The university is working for setting up about six gas-fired generators of different capacities at a total cost of Rs110 million, it was learnt.

At present the Karachi University gets a bulk supply of four to five megawatts through six feeders of the KESC. Problem of uncalled for power billing criteria in the case of university is a long felt issue, but it seems that university authorities were failing to take up the things properly, said a teacher.

The syndicate of the university, which had met with the then vice-chancellor, Dr Zafar Saied Saify, in the chair in 2003, had also formed a committee, headed by MPA Faisal Sabzwari, a member of the KU syndicate as well, to suggest measures for streamlining electricity usage on the campus.

The committee was supposed to move the government for the provision of electricity to the campus under domestic tariff and not under commercial rates, recalled a syndicate member, saying that no development could be seen.

Similar resolutions were inked after at the 13th and 14th meetings of the KU senate.

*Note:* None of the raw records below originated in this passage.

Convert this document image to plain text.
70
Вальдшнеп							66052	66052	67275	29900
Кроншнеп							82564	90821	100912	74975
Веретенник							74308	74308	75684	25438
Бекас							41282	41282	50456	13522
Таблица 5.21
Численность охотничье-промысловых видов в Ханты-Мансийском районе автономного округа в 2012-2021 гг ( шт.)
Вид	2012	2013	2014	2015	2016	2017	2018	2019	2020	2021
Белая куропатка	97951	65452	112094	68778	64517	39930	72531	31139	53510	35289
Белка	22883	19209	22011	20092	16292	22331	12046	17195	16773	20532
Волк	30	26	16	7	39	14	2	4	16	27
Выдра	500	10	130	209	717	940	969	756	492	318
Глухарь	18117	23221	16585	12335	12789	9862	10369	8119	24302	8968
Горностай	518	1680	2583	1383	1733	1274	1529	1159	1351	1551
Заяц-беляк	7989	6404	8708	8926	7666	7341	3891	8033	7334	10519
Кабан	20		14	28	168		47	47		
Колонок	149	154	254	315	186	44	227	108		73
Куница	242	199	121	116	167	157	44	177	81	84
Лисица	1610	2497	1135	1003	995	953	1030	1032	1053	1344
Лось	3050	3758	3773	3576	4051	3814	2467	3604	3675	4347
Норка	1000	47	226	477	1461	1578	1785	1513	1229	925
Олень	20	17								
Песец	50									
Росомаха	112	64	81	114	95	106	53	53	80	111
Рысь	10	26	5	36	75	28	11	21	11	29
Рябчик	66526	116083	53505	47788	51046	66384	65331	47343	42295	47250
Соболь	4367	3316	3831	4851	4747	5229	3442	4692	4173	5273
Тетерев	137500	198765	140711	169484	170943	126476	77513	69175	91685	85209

During the last meeting of the senate held in December, 2003, the chancellor of the university, Sindh Governor Dr Ishratul Ibad, had also formed a four-member committee to negotiate with the KESC for introduction of concessionary power tariff.

When contacted, the convener of the senate committee on power, Dr Suhail Barkati, said that though the university’s engineering department had been discussing the tariff problem with the KESC, I personally feel that things can be sorted out only when the chancellor or some senior ministers showed personal interest or extended their all out support to the university, he added.

In the meantime, after a gap of about one and a half year, the KU senate is meeting on May 17, with the Sindh governor in the chair, to consider the budgets of the university, where it is likely that the increasing amount of the utility bills will also come under discussion, with special reference to follow up actions, said a member of the senate.